What this part is — and where it fits
The NXP MIMXRT1062DVN6B is a crossover MCU from the i.MX RT1060 series, built around an ARM Cortex-M7 core running at 600 MHz. It packs 1 MB of on-chip SRAM and 128 KB of ROM boot memory, plus a 20-channel 12-bit ADC, all in a 225-ball MAPBGA package measuring 13x13 mm. This part is aimed at real-time control, edge processing, and human-machine interface applications where you need MCU-level determinism with application-processor-level throughput — think motor drives, industrial gateways, and display-based panels.
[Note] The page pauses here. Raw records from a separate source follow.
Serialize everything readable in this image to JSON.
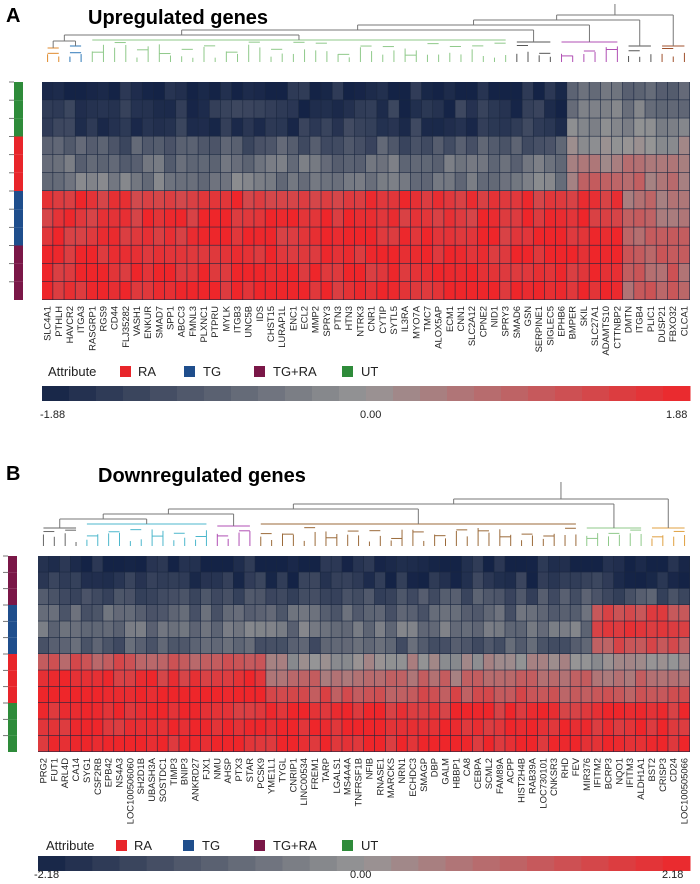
{
  "chart_data": [
    {
      "type": "heatmap",
      "panel_letter": "A",
      "title": "Upregulated genes",
      "attribute_label": "Attribute",
      "attributes": [
        {
          "name": "RA",
          "color": "#e8252a"
        },
        {
          "name": "TG",
          "color": "#1f4e8c"
        },
        {
          "name": "TG+RA",
          "color": "#7a1747"
        },
        {
          "name": "UT",
          "color": "#2e8b3a"
        }
      ],
      "sample_groups": [
        "UT",
        "UT",
        "UT",
        "RA",
        "RA",
        "RA",
        "TG",
        "TG",
        "TG",
        "TG+RA",
        "TG+RA",
        "TG+RA"
      ],
      "genes": [
        "SLC4A1",
        "PTHLH",
        "HAVCR2",
        "ITGA3",
        "RASGRP1",
        "RGS9",
        "CD44",
        "FLJ35282",
        "VASH1",
        "ENKUR",
        "SMAD7",
        "SPP1",
        "ABCC3",
        "FMNL3",
        "PLXNC1",
        "PTPRU",
        "MYLK",
        "ITGB3",
        "UNC5B",
        "IDS",
        "CHST15",
        "LURAP1L",
        "ENC1",
        "ECL2",
        "MMP2",
        "SPRY3",
        "PTN3",
        "HTN3",
        "NTRK3",
        "CNR1",
        "CYTIP",
        "SYTL5",
        "IL3RA",
        "MYO7A",
        "TMC7",
        "ALOX5AP",
        "ECM1",
        "CNN1",
        "SLC2A12",
        "CPNE2",
        "NID1",
        "SPRY3",
        "SMAD6",
        "GSN",
        "SERPINE1",
        "SIGLEC5",
        "EPHB6",
        "BMPER",
        "SKIL",
        "SLC27A1",
        "ADAMTS10",
        "CTTNBP2",
        "DMTN",
        "ITGB4",
        "PLIC1",
        "DUSP21",
        "FBXO32",
        "CLCA1"
      ],
      "scale": {
        "min": -1.88,
        "mid": 0.0,
        "max": 1.88,
        "min_label": "-1.88",
        "mid_label": "0.00",
        "max_label": "1.88"
      }
    },
    {
      "type": "heatmap",
      "panel_letter": "B",
      "title": "Downregulated genes",
      "attribute_label": "Attribute",
      "attributes": [
        {
          "name": "RA",
          "color": "#e8252a"
        },
        {
          "name": "TG",
          "color": "#1f4e8c"
        },
        {
          "name": "TG+RA",
          "color": "#7a1747"
        },
        {
          "name": "UT",
          "color": "#2e8b3a"
        }
      ],
      "sample_groups": [
        "TG+RA",
        "TG+RA",
        "TG+RA",
        "TG",
        "TG",
        "TG",
        "RA",
        "RA",
        "RA",
        "UT",
        "UT",
        "UT"
      ],
      "genes": [
        "PRG2",
        "FUT1",
        "ARL4D",
        "CA14",
        "SYG1",
        "CSF2RB",
        "EPB42",
        "NS4A3",
        "LOC100506060",
        "SH2D1B",
        "UBASH3A",
        "SOSTDC1",
        "TIMP3",
        "BNIP3",
        "ANKRD27",
        "FJX1",
        "NMU",
        "AHSP",
        "PTX3",
        "STAR",
        "PCSK9",
        "YME1L1",
        "TYGL",
        "CNRIP1",
        "LINC00534",
        "FREM1",
        "TARP",
        "LGALS1",
        "MS4A4A",
        "TNFRSF1B",
        "NFIB",
        "RNASE1",
        "MARCKS",
        "NRN1",
        "ECHDC3",
        "SMAGP",
        "DBP",
        "GALM",
        "HBBP1",
        "CA8",
        "CEBPA",
        "SCML2",
        "FAM89A",
        "ACPP",
        "HIST2H4B",
        "RAB39A",
        "LOC730101",
        "CNKSR3",
        "RHD",
        "FEV",
        "MIR376",
        "IFITM2",
        "BCRP3",
        "NQO1",
        "IFITM3",
        "ALDH1A1",
        "BST2",
        "CRISP3",
        "CD24",
        "LOC100505066"
      ],
      "scale": {
        "min": -2.18,
        "mid": 0.0,
        "max": 2.18,
        "min_label": "-2.18",
        "mid_label": "0.00",
        "max_label": "2.18"
      }
    }
  ]
}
600 MHz Cortex-M7 — what it means for your BOM
The 600 MHz clock rate on the Cortex-M7 core lets this part handle DSP-style math and high-speed control loops without an external FPGA or DSP. For a motor-drive controller running FOC at 20 kHz, the headroom is comfortable; for a multi-axis robot arm, you still have margin for the EtherCAT stack. The 1 MB SRAM means you can hold a 640x480 frame buffer or a large look-up table without adding external memory — a real BOM simplification.
Connectivity and I/O — one chip, many links
This MCU carries Ethernet, CAN, USB OTG, I²C, SPI, UART, SAI, SPDIF, and SDIO interfaces. The 149 general-purpose I/O give headroom for parallel buses and discrete sensors.
Temperature grade and environment
Rated for a junction temperature range of 0°C to 95°C, this part suits commercial and indoor industrial environments — factory-floor controllers, telecom cabinets, and office equipment. It is not rated for under-hood automotive or outdoor extended-temp deployments without additional thermal management.